The Shape of Water

"Alla fine del regno di un onesto principe, in un piccolo villaggio vicino alla costa..."


Si apre con queste parole "The shape of water", il nuovo film che il regista messicano Guillermo Del Toro ha presentato stasera a Venezia74 (in concorso). Lo spettatore viene subito condotto all'interno di quello che sembra un relitto sommerso dove appunto giace addormentata "una principessa", la cui vita cambio' dopo l'arrivo del mostro. 


Sembra quasi il prologo di una favola disneyana, anche se in realtà il mondo di Del Toro è tutt'altro che political correct. Elisa, la principessa, e' muta, vive in una casa che sembra una nave, sopra la sala principale del "Cinema Orpheum" ed ha una vita scandita da ritmi e abitudini sempre uguali.

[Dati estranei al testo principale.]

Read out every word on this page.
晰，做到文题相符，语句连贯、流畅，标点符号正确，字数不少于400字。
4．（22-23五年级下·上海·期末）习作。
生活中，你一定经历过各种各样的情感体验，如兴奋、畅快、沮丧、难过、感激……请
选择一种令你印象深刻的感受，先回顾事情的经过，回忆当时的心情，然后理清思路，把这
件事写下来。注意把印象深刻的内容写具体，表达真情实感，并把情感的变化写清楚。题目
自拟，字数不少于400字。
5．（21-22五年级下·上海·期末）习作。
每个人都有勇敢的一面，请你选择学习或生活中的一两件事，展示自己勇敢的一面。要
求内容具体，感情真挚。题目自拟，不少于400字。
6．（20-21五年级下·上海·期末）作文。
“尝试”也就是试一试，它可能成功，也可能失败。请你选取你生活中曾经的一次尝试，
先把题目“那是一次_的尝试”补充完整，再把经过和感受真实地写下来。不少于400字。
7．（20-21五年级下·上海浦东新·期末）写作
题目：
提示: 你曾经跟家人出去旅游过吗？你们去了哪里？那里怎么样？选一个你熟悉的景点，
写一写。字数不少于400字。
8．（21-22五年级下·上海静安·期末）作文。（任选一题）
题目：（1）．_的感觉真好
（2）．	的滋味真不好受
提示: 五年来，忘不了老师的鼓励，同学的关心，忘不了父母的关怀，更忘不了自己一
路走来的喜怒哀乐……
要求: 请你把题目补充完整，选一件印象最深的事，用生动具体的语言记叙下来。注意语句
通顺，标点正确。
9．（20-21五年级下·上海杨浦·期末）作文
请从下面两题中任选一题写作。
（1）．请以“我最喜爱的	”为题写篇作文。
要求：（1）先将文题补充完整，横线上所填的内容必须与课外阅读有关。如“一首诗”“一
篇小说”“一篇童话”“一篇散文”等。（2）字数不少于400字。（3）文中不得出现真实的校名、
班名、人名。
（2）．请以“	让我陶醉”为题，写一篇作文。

Si alza, prepara la colazione, si dedica all'autoerotismo nella vasca da bagno, scandendo il tempo con un timer a forma di uovo, prepara le uova sode che mangerà al lavoro, e così via. 


Foto by Twenty Centuries Fox Corporation 2017 - All Rights Reserved


Elisa lavora facendo le pulizie, con l'amica Zelda, in un centro di ricerca aerospaziale blindatissimo (OCCAM) e proprio qui verrà a conoscenza dell'esistenza di una "creatura". Il film probabilmente si ispira, almeno dal punto di vista iconografico, a "il mostro della laguna nera (1954)", inserendo una creatura molto simile, in una storia diversa collocata in un periodo indefinito alla fine degli anni '50.

Elisa e' interpretata da Sally Hawkins: attrice britannica che oltre ad aver ricevuto numerosi premi, è stata anche protagonista di produzioni blockbuster come Paddington o Godzilla. 

L'amica Zelda è l'eccezionale Octavia Spencer (già premio Oscar nel 2013 per The Help).


Foto by Cristina Costa 

Instagram: @CrisCostacha



Sotto le squame della creatura acquatica troviamo Doug Jones, attore e Mimo, che ha lavorato in numerosi film di Guillermo del toro e che da sempre lavora in film d'avventura o di fantascienza. E' lui ad esempio che ha prestato il corpo a uno degli inquietanti pagliacci di Batman returns, a silver surfer ne "i fantastici quattro e silver surfer", oltre che all indimenticabile fauno nel labirinto del fauno. Ma il vero mostro e' probabilmente Strickland, un militare alla caccia della creatura magistralmente interpretato da Michael Shannon (dopo essere passato per il Lido lo scorso anno, è stato candidato all'oscar per Animali Notturni nel 2017). 


Foto by Cristina Costa; 

Instagram: @criscostacha


La storia offre allo spettatore innumerevoli citazioni alla storia del cinema hollywoodiano: Mardi Gras (1958), The story of Ruth (1960), la famosa danza sulle scale di shirley temple e bojangles tratta da "the little colonnel" (1935) e ancora Mr Magoo, Betty Hutton, Carmen Miranda , jerry Lewis. Indimenticabile poi la scena in cui la creatura si rifugia in un cinema a vedere un "peplum". 


A completare lo strano mondo di Elisa uno strano personaggio che le fa da coinquilino, interpretato da Richard Jenkins, volto che ricordiamo per la partecipazione a decine di film di successo a partire dagli anni 80: Silverado, Nikita, Le streghe di Eastwick, Wolf, tutti pazzi per Mary e non ultimo il caso Spotlight, presentato a Venezia due anni fa e vincitore del premio oscar.


Un cenno speciale va alla musica, che accompagna perfettamente lo spirito del film aiutando anche a ricreare quell'atmosfera di leggerezza della società americana del boom economico, che nasconde la polvere sotto al tappeto e di fronte ai problemi cambia canale. E di problemi ce ne sono eccome. La storia è ambientata a Baltimore, e vari sono i cenni ala questione razziale. Forse anche un monito all'America di oggi, e a Donald Trump? Del resto sul calendario di Elisa, all'inizio del film, si può leggere che "il tempo è un fiume che scorre nel passato".


A mio parere un film da vedere, di cui sentiremo ancora parlare.